I had to book a room in a theatre complex for my improv team as none of us have large living rooms/we wanted to be able to yell, sing and jump as much as we wanted – something important to consider when booking space for an improv team, and also something important to consider in general life.
I got to the space a bit early so I could pick up the keys. I opened the lobby door turned the corner and as I hit the stairs I was immediately confronted by walls two inches thick with dust and three inches thick with indie theatre production fliers from the ‘80s. When I got to the top of the stairs, I was unenthusiastically greeted by a fabulous gay man, who clearly also reached his theatrical prime in the ‘80s.
He asked me who I was and I reacted equally unenthusiastically with an “Ashley, we spoke on the phone earlier.” His face lit up, his posture straightened and with a big hand gesture he starts to saying “Ashley! Ashley!”
It’s one of those moments where you wish someone else was there to share in how ridiculous this guy is, but you’re also relieved because that would have been embarrassing as fuck.
I didn’t know how to react, so I flashed him a confused stare since saying “yes, it’s me Ashley, the girl you spoke to on the phone” didn’t seem like the appropriate response.
I knew I was in trouble as soon as I got a stern “don’t you know where that’s from?” A quick brain scan came back with nothing but a debate about whether pretending to know it would get me out of there sooner.

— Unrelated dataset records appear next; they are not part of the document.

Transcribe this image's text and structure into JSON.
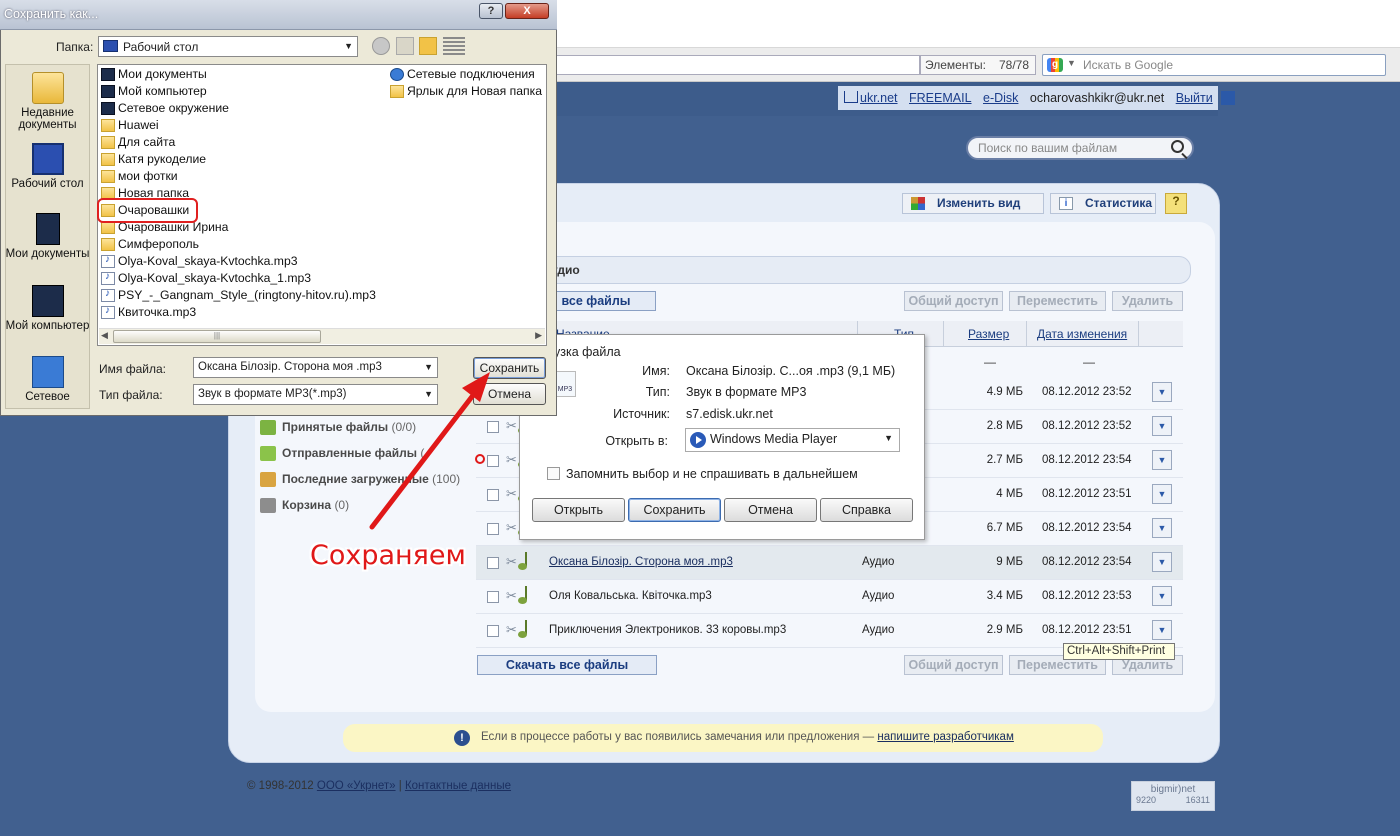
{
  "browser": {
    "elements_label": "Элементы:",
    "elements_count": "78/78",
    "google_search_placeholder": "Искать в Google"
  },
  "topnav": {
    "home_link": "ukr.net",
    "freemail_link": "FREEMAIL",
    "edisk_link": "e-Disk",
    "user_email": "ocharovashkikr@ukr.net",
    "logout_link": "Выйти"
  },
  "file_search_placeholder": "Поиск по вашим файлам",
  "toolbar": {
    "change_view": "Изменить вид",
    "statistics": "Статистика",
    "help": "?"
  },
  "folder_title": "удио",
  "actions": {
    "download_all_top": "все файлы",
    "download_all_bottom": "Скачать все файлы",
    "share": "Общий доступ",
    "move": "Переместить",
    "delete": "Удалить"
  },
  "table": {
    "columns": {
      "name": "Название",
      "type": "Тип",
      "size": "Размер",
      "date": "Дата изменения"
    },
    "parent_row": {
      "size": "—",
      "date": "—"
    },
    "rows": [
      {
        "name": "",
        "type": "",
        "size": "4.9 МБ",
        "date": "08.12.2012 23:52"
      },
      {
        "name": "",
        "type": "",
        "size": "2.8 МБ",
        "date": "08.12.2012 23:52"
      },
      {
        "name": "",
        "type": "",
        "size": "2.7 МБ",
        "date": "08.12.2012 23:54"
      },
      {
        "name": "",
        "type": "",
        "size": "4 МБ",
        "date": "08.12.2012 23:51"
      },
      {
        "name": "",
        "type": "",
        "size": "6.7 МБ",
        "date": "08.12.2012 23:54"
      },
      {
        "name": "Оксана Білозір. Сторона моя .mp3",
        "type": "Аудио",
        "size": "9 МБ",
        "date": "08.12.2012 23:54"
      },
      {
        "name": "Оля Ковальська. Квіточка.mp3",
        "type": "Аудио",
        "size": "3.4 МБ",
        "date": "08.12.2012 23:53"
      },
      {
        "name": "Приключения Электроников. 33 коровы.mp3",
        "type": "Аудио",
        "size": "2.9 МБ",
        "date": "08.12.2012 23:51"
      }
    ]
  },
  "left_nav": [
    {
      "label": "Принятые файлы",
      "count": "(0/0)"
    },
    {
      "label": "Отправленные файлы",
      "count": "("
    },
    {
      "label": "Последние загруженные",
      "count": "(100)"
    },
    {
      "label": "Корзина",
      "count": "(0)"
    }
  ],
  "tooltip": "Ctrl+Alt+Shift+Print",
  "infobar": {
    "text": "Если в процессе работы у вас появились замечания или предложения — ",
    "link": "напишите разработчикам"
  },
  "footer": {
    "copyright": "© 1998-2012",
    "company_link": "ООО «Укрнет»",
    "contacts_link": "Контактные данные"
  },
  "counter": {
    "brand": "bigmir)net",
    "left": "9220",
    "right": "16311"
  },
  "download_dialog": {
    "title": "узка файла",
    "name_label": "Имя:",
    "name_value": "Оксана Білозір. С...оя .mp3 (9,1 МБ)",
    "type_label": "Тип:",
    "type_value": "Звук в формате MP3",
    "source_label": "Источник:",
    "source_value": "s7.edisk.ukr.net",
    "open_with_label": "Открыть в:",
    "open_with_value": "Windows Media Player",
    "remember_label": "Запомнить выбор и не спрашивать в дальнейшем",
    "buttons": {
      "open": "Открыть",
      "save": "Сохранить",
      "cancel": "Отмена",
      "help": "Справка"
    }
  },
  "save_dialog": {
    "title": "Сохранить как...",
    "help_btn": "?",
    "close_btn": "X",
    "folder_label": "Папка:",
    "folder_value": "Рабочий стол",
    "places": [
      "Недавние документы",
      "Рабочий стол",
      "Мои документы",
      "Мой компьютер",
      "Сетевое"
    ],
    "files_col1": [
      {
        "name": "Мои документы",
        "icon": "system"
      },
      {
        "name": "Мой компьютер",
        "icon": "system"
      },
      {
        "name": "Сетевое окружение",
        "icon": "system"
      },
      {
        "name": "Huawei",
        "icon": "folder"
      },
      {
        "name": "Для сайта",
        "icon": "folder"
      },
      {
        "name": "Катя рукоделие",
        "icon": "folder"
      },
      {
        "name": "мои фотки",
        "icon": "folder"
      },
      {
        "name": "Новая папка",
        "icon": "folder"
      },
      {
        "name": "Очаровашки",
        "icon": "folder"
      },
      {
        "name": "Очаровашки Ирина",
        "icon": "folder"
      },
      {
        "name": "Симферополь",
        "icon": "folder"
      },
      {
        "name": "Olya-Koval_skaya-Kvtochka.mp3",
        "icon": "mp3"
      },
      {
        "name": "Olya-Koval_skaya-Kvtochka_1.mp3",
        "icon": "mp3"
      },
      {
        "name": "PSY_-_Gangnam_Style_(ringtony-hitov.ru).mp3",
        "icon": "mp3"
      },
      {
        "name": "Квиточка.mp3",
        "icon": "mp3"
      }
    ],
    "files_col2": [
      {
        "name": "Сетевые подключения",
        "icon": "network"
      },
      {
        "name": "Ярлык для Новая папка",
        "icon": "folder"
      }
    ],
    "filename_label": "Имя файла:",
    "filename_value": "Оксана Білозір. Сторона моя .mp3",
    "filetype_label": "Тип файла:",
    "filetype_value": "Звук в формате MP3(*.mp3)",
    "save_btn": "Сохранить",
    "cancel_btn": "Отмена"
  },
  "annotation": {
    "caption": "Сохраняем",
    "color": "#e01818"
  }
}
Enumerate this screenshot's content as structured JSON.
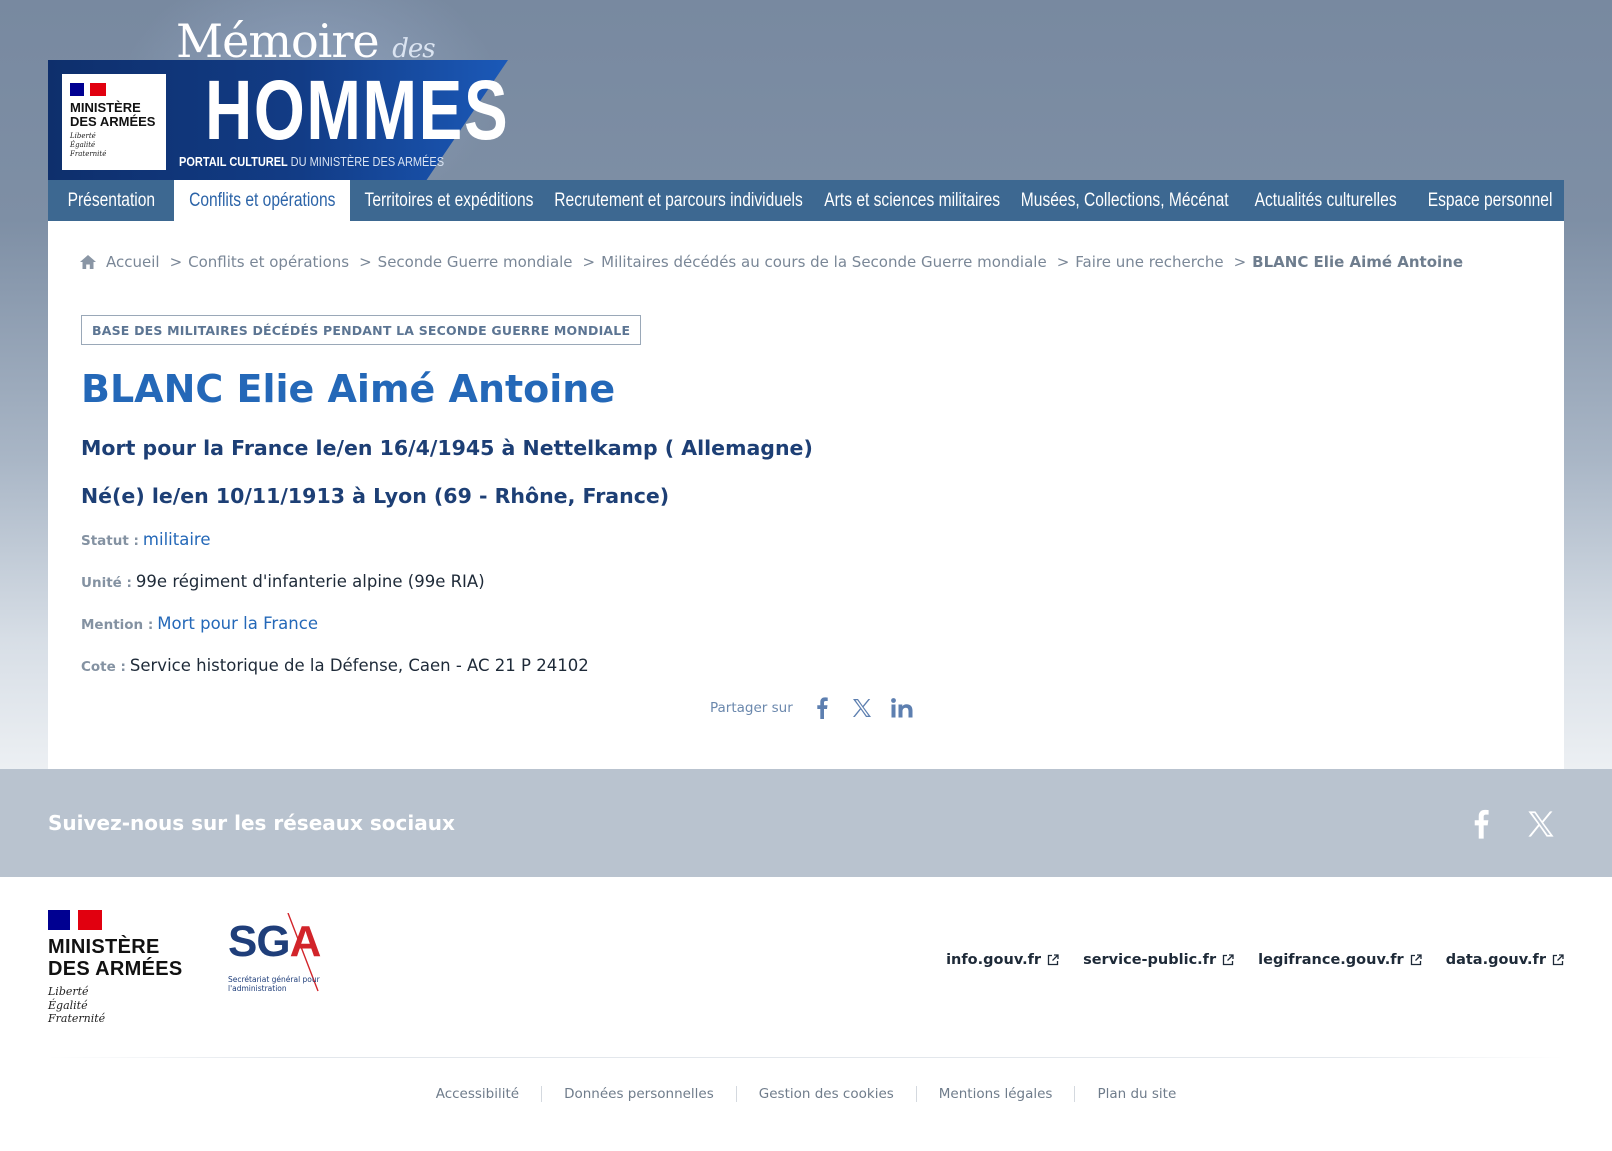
{
  "brand": {
    "memoire": "Mémoire",
    "des": "des",
    "hommes": "HOMMES",
    "portail_bold": "PORTAIL CULTUREL",
    "portail_light": "DU MINISTÈRE DES ARMÉES",
    "ministry_name": "MINISTÈRE DES ARMÉES",
    "motto": [
      "Liberté",
      "Égalité",
      "Fraternité"
    ]
  },
  "nav": {
    "items": [
      {
        "label": "Présentation"
      },
      {
        "label": "Conflits et opérations"
      },
      {
        "label": "Territoires et expéditions"
      },
      {
        "label": "Recrutement et parcours individuels"
      },
      {
        "label": "Arts et sciences militaires"
      },
      {
        "label": "Musées, Collections, Mécénat"
      },
      {
        "label": "Actualités culturelles"
      },
      {
        "label": "Espace personnel"
      }
    ],
    "active": "Conflits et opérations"
  },
  "breadcrumb": {
    "items": [
      {
        "label": "Accueil"
      },
      {
        "label": "Conflits et opérations"
      },
      {
        "label": "Seconde Guerre mondiale"
      },
      {
        "label": "Militaires décédés au cours de la Seconde Guerre mondiale"
      },
      {
        "label": "Faire une recherche"
      }
    ],
    "current": "BLANC Elie Aimé Antoine",
    "separator": ">"
  },
  "record": {
    "database_tag": "BASE DES MILITAIRES DÉCÉDÉS PENDANT LA SECONDE GUERRE MONDIALE",
    "name": "BLANC Elie Aimé Antoine",
    "death_line": "Mort pour la France le/en 16/4/1945 à Nettelkamp ( Allemagne)",
    "birth_line": "Né(e) le/en 10/11/1913 à Lyon (69 - Rhône, France)",
    "fields": {
      "statut": {
        "label": "Statut :",
        "value": "militaire"
      },
      "unite": {
        "label": "Unité :",
        "value": "99e régiment d'infanterie alpine (99e RIA)"
      },
      "mention": {
        "label": "Mention :",
        "value": "Mort pour la France"
      },
      "cote": {
        "label": "Cote :",
        "value": "Service historique de la Défense, Caen - AC 21 P 24102"
      }
    }
  },
  "share": {
    "label": "Partager sur",
    "icons": [
      "facebook-icon",
      "x-icon",
      "linkedin-icon"
    ]
  },
  "social": {
    "title": "Suivez-nous sur les réseaux sociaux",
    "icons": [
      "facebook-icon",
      "x-icon"
    ]
  },
  "footer": {
    "ministry_name": "MINISTÈRE DES ARMÉES",
    "motto": [
      "Liberté",
      "Égalité",
      "Fraternité"
    ],
    "sga": {
      "letters_sg": "SG",
      "letters_a": "A",
      "subtitle": "Secrétariat général pour l'administration"
    },
    "external_links": [
      {
        "label": "info.gouv.fr"
      },
      {
        "label": "service-public.fr"
      },
      {
        "label": "legifrance.gouv.fr"
      },
      {
        "label": "data.gouv.fr"
      }
    ],
    "legal_links": [
      {
        "label": "Accessibilité"
      },
      {
        "label": "Données personnelles"
      },
      {
        "label": "Gestion des cookies"
      },
      {
        "label": "Mentions légales"
      },
      {
        "label": "Plan du site"
      }
    ]
  },
  "colors": {
    "nav_bg": "#3d6891",
    "accent_blue": "#2468b8",
    "heading_navy": "#1d3f75",
    "flag_blue": "#000091",
    "flag_red": "#e1000f"
  }
}
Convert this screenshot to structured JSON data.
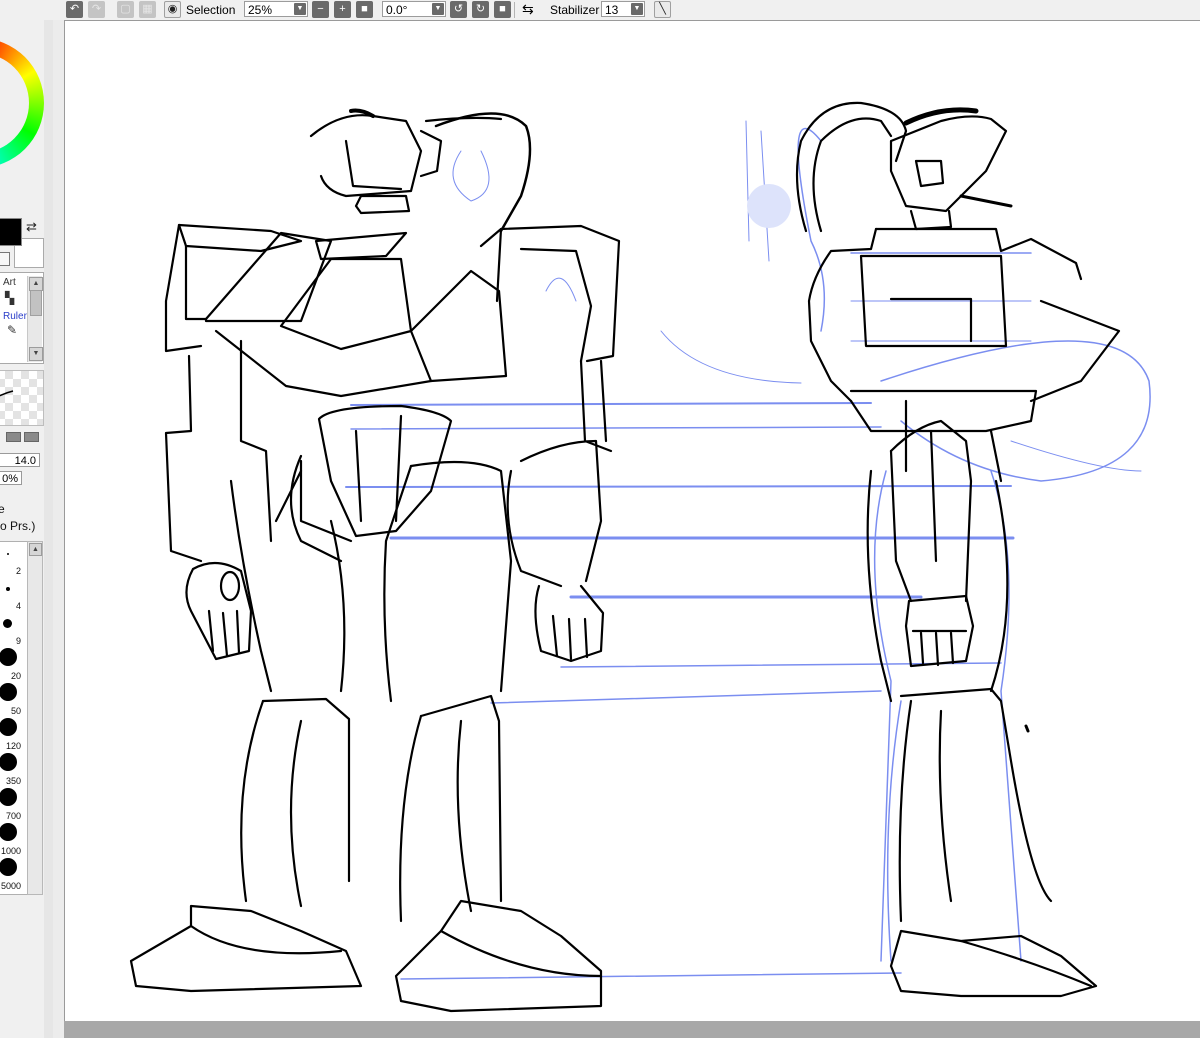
{
  "toolbar": {
    "view_label": "Selection",
    "zoom_value": "25%",
    "rotation_value": "0.0°",
    "stabilizer_label": "Stabilizer",
    "stabilizer_value": "13"
  },
  "left_panel": {
    "tool_list": [
      "Art",
      "Rulers"
    ],
    "brush_size": "14.0",
    "density": "0%",
    "option_1": "e",
    "pressure_option": "Jo Prs.)",
    "brush_sizes": [
      "2",
      "4",
      "9",
      "20",
      "50",
      "120",
      "350",
      "700",
      "1000",
      "5000"
    ]
  },
  "colors": {
    "panel_bg": "#f0f0f0",
    "canvas_bg": "#ffffff",
    "ink": "#000000",
    "guide_blue": "#7b8ef0",
    "scroll_gray": "#a8a8a8"
  }
}
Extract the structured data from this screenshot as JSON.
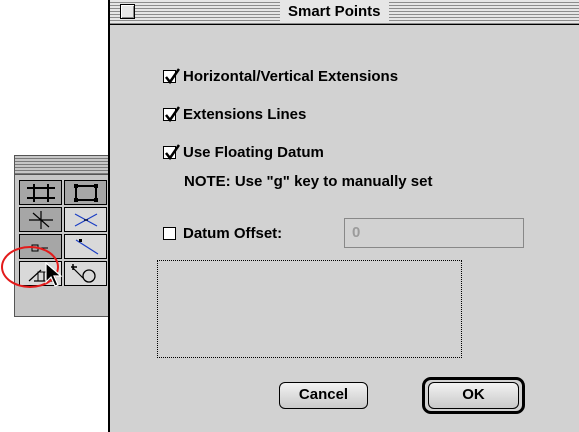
{
  "window": {
    "title": "Smart Points"
  },
  "options": {
    "horizontal_vertical_extensions": {
      "label": "Horizontal/Vertical Extensions",
      "checked": true
    },
    "extensions_lines": {
      "label": "Extensions Lines",
      "checked": true
    },
    "use_floating_datum": {
      "label": "Use Floating Datum",
      "checked": true
    },
    "note": "NOTE: Use \"g\" key to manually set",
    "datum_offset": {
      "label": "Datum Offset:",
      "checked": false,
      "value": "0"
    }
  },
  "buttons": {
    "cancel": "Cancel",
    "ok": "OK"
  },
  "palette": {
    "tools": [
      "grid-snap-icon",
      "frame-snap-icon",
      "perpendicular-snap-icon",
      "intersection-snap-icon",
      "point-snap-icon",
      "tangent-line-snap-icon",
      "angle-snap-icon",
      "circle-snap-icon"
    ],
    "highlight_color": "#e31b1b"
  }
}
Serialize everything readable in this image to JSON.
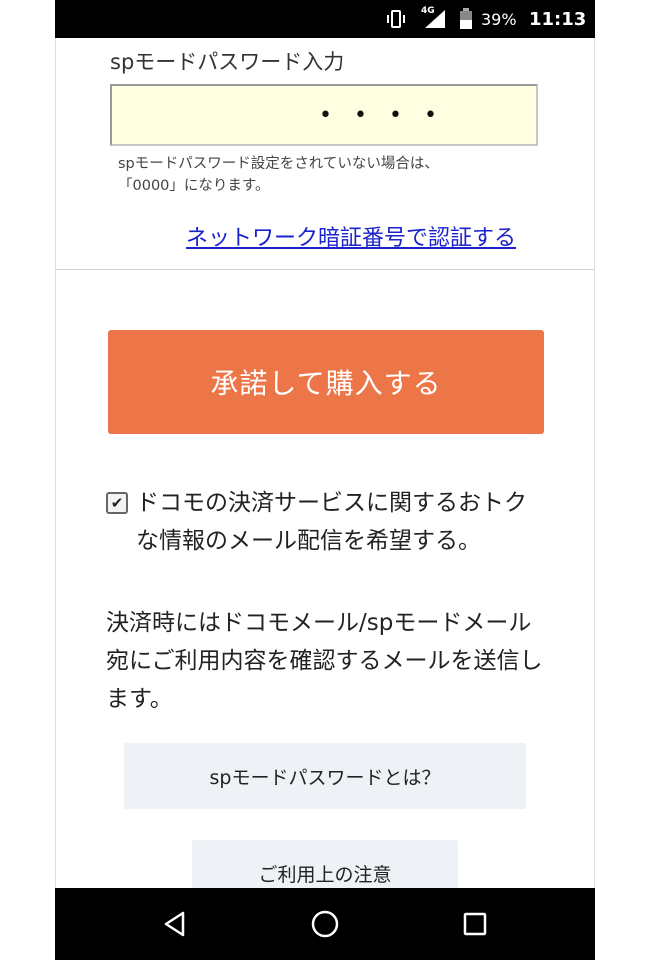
{
  "status_bar": {
    "network": "4G",
    "battery": "39%",
    "time": "11:13",
    "icons": [
      "vibrate-icon",
      "signal-icon",
      "battery-icon"
    ]
  },
  "password": {
    "label": "spモードパスワード入力",
    "value_masked": "••••",
    "note_line1": "spモードパスワード設定をされていない場合は、",
    "note_line2": "「0000」になります。"
  },
  "auth_link": "ネットワーク暗証番号で認証する",
  "purchase_button": "承諾して購入する",
  "optin": {
    "checked": true,
    "text": "ドコモの決済サービスに関するおトクな情報のメール配信を希望する。"
  },
  "notice": "決済時にはドコモメール/spモードメール宛にご利用内容を確認するメールを送信します。",
  "help_button": "spモードパスワードとは？",
  "caution_button": "ご利用上の注意",
  "nav": {
    "back": "back-icon",
    "home": "home-icon",
    "recents": "recents-icon"
  },
  "colors": {
    "primary_button": "#ec7648",
    "link": "#1a22cc",
    "input_bg": "#fffee0",
    "secondary_button": "#eef2f6"
  }
}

“Gone with the Wind! It’s from Gone with the Wind!” He continued to call me “Ashley!” for the rest of the conversation, which was both terrifying and strangely respectable if only for the commitment.
He then gestured me away and directed me to look for “the marginal looking man with strawberry blond hair, the type of fellow who looks like he hasn’t showered in a few days” in order to get the keys. While totally a dick move, I knew who he was talking about immediately.